Luego apareció el chocolate, no sé bien por qué asociado a las fresas, pero ahí se muestran los dos, enganchados en pareja al estereotipo de la sensualidad inducida. A lo largo de la historia, el chocolate ha vivido implicado en muchas emociones, también al estímulo sensorial, y si preguntara seguro que algún nutricionista me explicaría las fórmulas químicas que determinan esa parte de su naturaleza. Dudo, sin embargo, que esa misma ecuación pueda aplicarse a las mezclas de chocolate que acostumbramos usar. Hay tan poco cacao en esas recetas que seguro necesitaríamos trasegar dos o tres kilos de producto antes de notar algún efecto. Y me temo que sería demasiado tarde. Hace una semana encontré en Londres la propuesta estrella de Godiva –emblema del lujo chocolatero europeo- para San Valentín: una chupeta en la que una sucesión de hilos de chocolate rodean una hilera de fresas hasta darle, precisamente, forma de falo. Del estímulo erótico a la representación explícita sólo hay un paso.

Llega San Valentín y toca hablar de amor. A no ser que, como decía el título de una película de los 90, todavía hablemos de amor cuando en realidad queremos decir sexo. Es una fecha para la sensualidad y todo lo que en algún momento de la vida se nos ha pasado por la cabeza que puede estimularla. En un día como este, quien más quien menos mira con el rabillo del ojo la lista de las pócimas, preparaciones y productos afrodisiacos. Algunos prefieren inclinarse por el color, tiñendo de rosa todo lo que se mueve y gran parte de lo que se come.
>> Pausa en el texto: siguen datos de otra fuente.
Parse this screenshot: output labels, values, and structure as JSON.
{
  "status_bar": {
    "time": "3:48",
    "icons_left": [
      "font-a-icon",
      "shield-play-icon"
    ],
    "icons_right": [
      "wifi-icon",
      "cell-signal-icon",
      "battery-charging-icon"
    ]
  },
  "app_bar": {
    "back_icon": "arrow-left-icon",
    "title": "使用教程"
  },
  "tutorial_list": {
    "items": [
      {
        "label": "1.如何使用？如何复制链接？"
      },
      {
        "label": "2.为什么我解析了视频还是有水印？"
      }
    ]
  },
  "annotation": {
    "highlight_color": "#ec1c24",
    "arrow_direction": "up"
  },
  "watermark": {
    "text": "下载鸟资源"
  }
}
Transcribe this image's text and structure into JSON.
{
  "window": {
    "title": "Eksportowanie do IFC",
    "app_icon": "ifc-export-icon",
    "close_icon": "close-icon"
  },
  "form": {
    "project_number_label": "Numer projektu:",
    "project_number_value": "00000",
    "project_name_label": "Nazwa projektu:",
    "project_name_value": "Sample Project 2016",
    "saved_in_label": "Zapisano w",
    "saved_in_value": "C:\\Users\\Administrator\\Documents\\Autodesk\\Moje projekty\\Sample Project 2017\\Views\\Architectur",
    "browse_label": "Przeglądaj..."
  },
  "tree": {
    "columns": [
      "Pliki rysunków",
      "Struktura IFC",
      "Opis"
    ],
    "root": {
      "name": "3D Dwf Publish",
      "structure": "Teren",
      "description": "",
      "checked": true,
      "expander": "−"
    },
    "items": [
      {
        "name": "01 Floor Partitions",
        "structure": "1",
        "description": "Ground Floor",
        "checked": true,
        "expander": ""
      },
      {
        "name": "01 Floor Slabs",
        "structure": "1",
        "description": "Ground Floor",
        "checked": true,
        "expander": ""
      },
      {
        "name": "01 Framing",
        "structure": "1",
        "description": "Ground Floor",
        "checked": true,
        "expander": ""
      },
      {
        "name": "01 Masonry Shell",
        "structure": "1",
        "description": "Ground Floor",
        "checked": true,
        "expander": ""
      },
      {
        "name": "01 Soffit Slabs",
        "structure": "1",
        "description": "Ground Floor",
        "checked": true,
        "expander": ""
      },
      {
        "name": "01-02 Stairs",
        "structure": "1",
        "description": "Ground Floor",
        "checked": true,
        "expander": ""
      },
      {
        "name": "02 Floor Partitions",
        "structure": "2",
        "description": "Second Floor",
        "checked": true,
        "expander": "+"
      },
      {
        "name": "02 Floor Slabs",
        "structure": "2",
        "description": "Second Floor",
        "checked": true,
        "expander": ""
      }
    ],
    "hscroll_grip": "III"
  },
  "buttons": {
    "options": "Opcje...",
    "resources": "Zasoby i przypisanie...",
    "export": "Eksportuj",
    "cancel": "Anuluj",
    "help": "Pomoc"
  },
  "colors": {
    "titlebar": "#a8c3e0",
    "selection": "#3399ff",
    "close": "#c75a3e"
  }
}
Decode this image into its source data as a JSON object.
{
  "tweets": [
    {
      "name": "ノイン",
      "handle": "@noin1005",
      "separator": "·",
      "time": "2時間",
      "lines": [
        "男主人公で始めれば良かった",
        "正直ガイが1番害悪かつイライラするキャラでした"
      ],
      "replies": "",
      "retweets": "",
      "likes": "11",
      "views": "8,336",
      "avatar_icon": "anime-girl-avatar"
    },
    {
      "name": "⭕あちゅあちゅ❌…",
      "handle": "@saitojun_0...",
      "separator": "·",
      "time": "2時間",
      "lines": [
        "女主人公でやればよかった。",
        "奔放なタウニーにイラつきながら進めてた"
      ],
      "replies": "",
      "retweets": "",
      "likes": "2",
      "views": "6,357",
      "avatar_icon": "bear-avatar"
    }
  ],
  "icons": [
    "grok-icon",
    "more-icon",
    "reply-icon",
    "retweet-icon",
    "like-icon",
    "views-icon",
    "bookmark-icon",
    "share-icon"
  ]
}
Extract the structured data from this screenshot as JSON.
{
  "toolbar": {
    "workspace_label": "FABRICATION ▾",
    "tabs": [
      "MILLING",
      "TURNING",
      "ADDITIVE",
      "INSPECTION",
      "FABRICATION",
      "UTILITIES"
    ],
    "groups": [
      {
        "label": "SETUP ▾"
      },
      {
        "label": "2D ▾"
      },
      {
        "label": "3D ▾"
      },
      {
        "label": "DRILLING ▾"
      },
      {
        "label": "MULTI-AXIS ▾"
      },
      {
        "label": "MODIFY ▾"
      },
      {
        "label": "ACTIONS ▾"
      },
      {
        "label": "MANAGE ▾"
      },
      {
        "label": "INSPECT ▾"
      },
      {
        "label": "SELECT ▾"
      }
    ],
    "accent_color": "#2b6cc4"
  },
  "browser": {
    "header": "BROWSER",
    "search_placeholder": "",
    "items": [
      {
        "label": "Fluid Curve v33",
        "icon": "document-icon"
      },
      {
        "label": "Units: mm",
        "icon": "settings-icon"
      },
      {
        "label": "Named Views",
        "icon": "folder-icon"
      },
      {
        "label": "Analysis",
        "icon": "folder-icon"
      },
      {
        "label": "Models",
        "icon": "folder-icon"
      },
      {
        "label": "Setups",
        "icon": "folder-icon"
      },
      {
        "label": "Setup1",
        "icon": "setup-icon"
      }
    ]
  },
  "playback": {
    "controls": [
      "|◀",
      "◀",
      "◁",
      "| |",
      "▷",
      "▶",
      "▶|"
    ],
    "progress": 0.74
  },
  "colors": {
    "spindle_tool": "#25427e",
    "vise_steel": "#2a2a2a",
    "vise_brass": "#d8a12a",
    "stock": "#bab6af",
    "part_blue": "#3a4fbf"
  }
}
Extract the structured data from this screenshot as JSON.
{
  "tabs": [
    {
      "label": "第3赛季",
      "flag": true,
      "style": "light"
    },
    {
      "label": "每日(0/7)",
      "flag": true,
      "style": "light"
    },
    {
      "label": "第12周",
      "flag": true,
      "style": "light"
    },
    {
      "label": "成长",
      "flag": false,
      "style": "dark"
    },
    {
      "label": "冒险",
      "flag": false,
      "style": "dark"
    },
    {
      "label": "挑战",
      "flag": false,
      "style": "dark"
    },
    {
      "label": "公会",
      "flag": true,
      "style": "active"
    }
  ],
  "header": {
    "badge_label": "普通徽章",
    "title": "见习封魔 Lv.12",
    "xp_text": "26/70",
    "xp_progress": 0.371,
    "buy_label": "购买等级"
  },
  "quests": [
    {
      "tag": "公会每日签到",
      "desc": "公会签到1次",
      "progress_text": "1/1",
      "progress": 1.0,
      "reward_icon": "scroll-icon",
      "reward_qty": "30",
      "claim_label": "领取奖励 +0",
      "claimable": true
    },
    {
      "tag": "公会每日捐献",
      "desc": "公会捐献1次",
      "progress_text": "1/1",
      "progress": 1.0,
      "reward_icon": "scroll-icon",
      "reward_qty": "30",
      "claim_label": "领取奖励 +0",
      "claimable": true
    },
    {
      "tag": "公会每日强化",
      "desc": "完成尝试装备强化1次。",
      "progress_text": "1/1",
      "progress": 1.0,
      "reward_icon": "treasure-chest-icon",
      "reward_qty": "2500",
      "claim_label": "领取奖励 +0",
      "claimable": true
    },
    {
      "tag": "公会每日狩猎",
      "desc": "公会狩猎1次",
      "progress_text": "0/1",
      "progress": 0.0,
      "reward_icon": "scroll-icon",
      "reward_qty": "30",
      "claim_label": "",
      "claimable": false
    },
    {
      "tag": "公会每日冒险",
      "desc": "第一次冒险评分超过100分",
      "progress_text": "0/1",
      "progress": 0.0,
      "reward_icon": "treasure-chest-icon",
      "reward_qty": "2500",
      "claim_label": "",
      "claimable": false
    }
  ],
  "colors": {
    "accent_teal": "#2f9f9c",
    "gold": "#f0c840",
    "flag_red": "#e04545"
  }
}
En todo caso, el amor, o el enamoramiento, es una circunstancia que suele manejarse entre manteles. Bien mirado, el mantel no es más que una sábana chica que protege la mesa en lugar de arropar la cama: el mejor enlace entre dos mundos que de una forma u otra siempre acaban unidos. No creo tanto en los productos afrodisíacos como en la actitud de quienes los consumen. Al final, bastan un par de bocados compartidos para abrir la puerta de un mundo fantástico, iluminado por las emociones más intensas. Coman lo que coman, la noche será suya.